No one is born wanting to do this

english

winnenden

Spiegel Online on Winnenden School Shooting

Today, 17 year-old Tim K., armed with a Baretta, shot and killed fifteen people in and around his former Albertville high school in Winnenden, Germany. He eventually shot himself in a gunfight with police.

The media hype and political debate that ensues now, is missing the most dramatic aspect of this tragedy, I think: No one is born wanting to do this.

At 9:30 this morning, when the first shots were fired, our first imperative is to protect, guard and defend the students, teachers and citizens of Winnenden and Wendlingen, to many of whom Tim K. today brought untold distress, loss of loved ones and for fifteen, senseless death. During these hours, we ask the brave police officers of Baden-Württemberg to comitt the full resources of our strong state to this fight. At great risk for their own health and lives, we task them to stop Tim K. and, if absolutely necessary, to bring him down.

When, around 12:30, we learn that Tim K. is dead and imminent danger is over, we turn to the victims of the tragedy. When we see traumatized fifth graders on TV and learn about casualties, we send psychologists to help cope the trauma, establish hotlines and our representatives express their deepest sympathies with those, whose loved ones perished. Some of us light candles, bring flowers, pray or put commemorative videos on youtube.

But what then?

We think about harsher gun laws, and maybe we need them. We consider metal detectors and heightened school security. We wonder, which effects violent video-games could have.

Captured by the horrendous events of this sad day, shocked by Tim K.’s violence, it is easy to remain in the grip of our primordial, and functional, reflexes, to protect and to defend, to console and to mourn. 

But we must not. For the victim’s sake, for Tim K.’s sake, for all our sake, we must move beyond the easy reflexes.

For in the words of fictitious US President Josiah Bartlet, Tim K. “wasn’t born wanting to do this”.

“We’re not doing nearly enough, not nearly enough to teach our children well, and we can do better, and we must do better, and we will do better, and we will start this moment today! They weren’t born wanting to do this.”
Fictitious US President Joshiah Bartlet on the TV show “The West Wing“.

Tim K., like everyone, was not born wanting to kill. And still, he did today, at the age of 17, kill fifteen people which shows that we, as a society, have failed him. When someone at such a young age, grows up to find himself disappointed, hurt, disrespected, without perspective, not loved and ultimately, angry, without us even noticing, all of us, certainly not just the teachers of Albertville high school, have failed. 

The school shooting of Winnenden indeed is a call to arms, not just against arms, violent video-games or open schoolhouses. It is a call upon us to ensure that not only, is “no child left behind” in literacy and numeracy, but also, that no child in our schools is left to him- or herself and without hope, attention and affection. In that regard, the Winnenden, Erfurt, Columbine or Virginia Tech massacres are only the few, tragically visible, likely statistically insignificant tips of the icebergs of failure in our schools.

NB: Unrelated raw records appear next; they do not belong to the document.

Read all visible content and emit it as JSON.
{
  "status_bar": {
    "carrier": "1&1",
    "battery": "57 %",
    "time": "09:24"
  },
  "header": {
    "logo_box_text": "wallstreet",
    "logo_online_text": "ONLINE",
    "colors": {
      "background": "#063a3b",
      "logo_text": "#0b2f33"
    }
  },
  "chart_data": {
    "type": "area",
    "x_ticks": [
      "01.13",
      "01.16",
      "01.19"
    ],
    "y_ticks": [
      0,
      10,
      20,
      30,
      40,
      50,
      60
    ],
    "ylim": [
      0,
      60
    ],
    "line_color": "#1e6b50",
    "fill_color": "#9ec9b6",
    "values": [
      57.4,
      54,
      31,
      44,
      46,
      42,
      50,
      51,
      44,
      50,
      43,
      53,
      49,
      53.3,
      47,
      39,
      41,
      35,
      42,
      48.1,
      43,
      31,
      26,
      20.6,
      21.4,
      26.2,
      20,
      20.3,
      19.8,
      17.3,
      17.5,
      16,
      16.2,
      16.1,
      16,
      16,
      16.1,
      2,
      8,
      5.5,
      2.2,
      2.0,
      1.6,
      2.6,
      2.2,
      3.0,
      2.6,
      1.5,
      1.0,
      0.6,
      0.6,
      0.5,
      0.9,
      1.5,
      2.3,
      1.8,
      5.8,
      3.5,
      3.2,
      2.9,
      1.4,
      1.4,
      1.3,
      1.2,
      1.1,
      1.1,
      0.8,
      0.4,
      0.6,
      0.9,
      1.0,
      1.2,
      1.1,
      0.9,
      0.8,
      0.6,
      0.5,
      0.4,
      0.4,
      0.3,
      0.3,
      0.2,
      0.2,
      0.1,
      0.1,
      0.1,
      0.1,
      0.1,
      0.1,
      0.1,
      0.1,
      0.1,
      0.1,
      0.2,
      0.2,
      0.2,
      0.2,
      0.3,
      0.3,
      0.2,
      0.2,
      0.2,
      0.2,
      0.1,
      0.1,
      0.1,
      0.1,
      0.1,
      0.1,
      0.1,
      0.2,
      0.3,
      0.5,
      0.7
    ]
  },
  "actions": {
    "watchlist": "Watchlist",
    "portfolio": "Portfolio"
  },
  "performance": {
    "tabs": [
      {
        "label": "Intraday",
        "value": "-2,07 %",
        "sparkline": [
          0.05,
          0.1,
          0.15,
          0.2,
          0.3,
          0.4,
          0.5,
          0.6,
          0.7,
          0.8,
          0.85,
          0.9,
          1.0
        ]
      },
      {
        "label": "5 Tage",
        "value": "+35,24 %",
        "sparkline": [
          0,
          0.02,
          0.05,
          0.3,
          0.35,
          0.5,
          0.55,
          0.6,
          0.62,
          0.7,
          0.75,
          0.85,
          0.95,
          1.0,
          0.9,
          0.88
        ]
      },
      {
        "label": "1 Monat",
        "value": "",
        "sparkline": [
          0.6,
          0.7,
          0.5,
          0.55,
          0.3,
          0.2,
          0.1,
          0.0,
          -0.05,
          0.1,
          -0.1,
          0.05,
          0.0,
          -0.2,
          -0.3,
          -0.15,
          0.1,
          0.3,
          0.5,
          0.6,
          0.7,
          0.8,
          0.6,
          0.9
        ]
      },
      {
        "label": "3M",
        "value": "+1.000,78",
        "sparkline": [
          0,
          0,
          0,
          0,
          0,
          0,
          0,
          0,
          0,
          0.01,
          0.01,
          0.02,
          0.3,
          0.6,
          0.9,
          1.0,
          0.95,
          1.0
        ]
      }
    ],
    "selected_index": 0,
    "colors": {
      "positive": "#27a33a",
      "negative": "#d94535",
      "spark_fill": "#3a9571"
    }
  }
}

This momentous task surely is one of becoming and perfecting, not of achieving. But still, we must try. And we can, and we know how to: by providing our overworked and sometimes ill-equipped teachers with more colleagues, more resources and more skills. This, amongst other things, will require a lot of money.

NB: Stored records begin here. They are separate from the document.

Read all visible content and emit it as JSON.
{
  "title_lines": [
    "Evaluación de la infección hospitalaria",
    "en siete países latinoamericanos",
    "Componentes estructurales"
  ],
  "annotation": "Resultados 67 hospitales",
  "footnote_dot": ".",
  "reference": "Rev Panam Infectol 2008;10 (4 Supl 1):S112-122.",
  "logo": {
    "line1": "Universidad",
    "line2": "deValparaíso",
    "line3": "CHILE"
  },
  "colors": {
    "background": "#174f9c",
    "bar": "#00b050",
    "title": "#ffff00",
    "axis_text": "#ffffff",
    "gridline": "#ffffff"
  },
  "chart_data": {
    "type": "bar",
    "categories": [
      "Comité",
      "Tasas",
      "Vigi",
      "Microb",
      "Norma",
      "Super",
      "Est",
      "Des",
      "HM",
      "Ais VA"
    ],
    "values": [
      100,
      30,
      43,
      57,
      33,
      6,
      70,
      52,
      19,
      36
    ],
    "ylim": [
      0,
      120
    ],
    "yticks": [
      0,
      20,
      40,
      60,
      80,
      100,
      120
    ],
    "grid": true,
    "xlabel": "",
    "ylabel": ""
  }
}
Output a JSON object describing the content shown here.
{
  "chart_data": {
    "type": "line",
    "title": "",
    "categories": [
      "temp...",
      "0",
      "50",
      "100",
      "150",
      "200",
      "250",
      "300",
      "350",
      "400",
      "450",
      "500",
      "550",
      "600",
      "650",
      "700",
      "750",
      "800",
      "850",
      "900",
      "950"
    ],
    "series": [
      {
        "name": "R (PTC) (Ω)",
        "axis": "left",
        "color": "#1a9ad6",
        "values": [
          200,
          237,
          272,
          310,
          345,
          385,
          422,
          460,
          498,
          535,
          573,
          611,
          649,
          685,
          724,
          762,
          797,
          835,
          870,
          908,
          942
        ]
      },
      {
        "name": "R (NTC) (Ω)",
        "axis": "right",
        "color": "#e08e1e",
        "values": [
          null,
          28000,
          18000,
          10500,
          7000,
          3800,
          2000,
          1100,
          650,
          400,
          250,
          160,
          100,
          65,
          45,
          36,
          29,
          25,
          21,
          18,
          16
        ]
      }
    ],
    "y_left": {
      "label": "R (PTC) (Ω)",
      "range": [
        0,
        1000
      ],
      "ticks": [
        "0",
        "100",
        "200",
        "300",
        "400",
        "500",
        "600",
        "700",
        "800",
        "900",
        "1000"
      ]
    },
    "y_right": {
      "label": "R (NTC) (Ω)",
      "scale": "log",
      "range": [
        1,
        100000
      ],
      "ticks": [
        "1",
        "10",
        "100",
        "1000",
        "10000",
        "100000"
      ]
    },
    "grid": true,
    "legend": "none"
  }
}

This is what I believe we should think, talk and work on in the aftermath of Winnenden, what I wish our chancellor, Dr. Angela Merkel had mentioned and what, to my mind surely is the highest respect we can pay to Tim K.’s victims: to use the momentum of this tragedy to devote the resources needed to the one institution where we as a free society and liberal state can shape what becomes of children once they are born into our world, and therefore, our responsibility.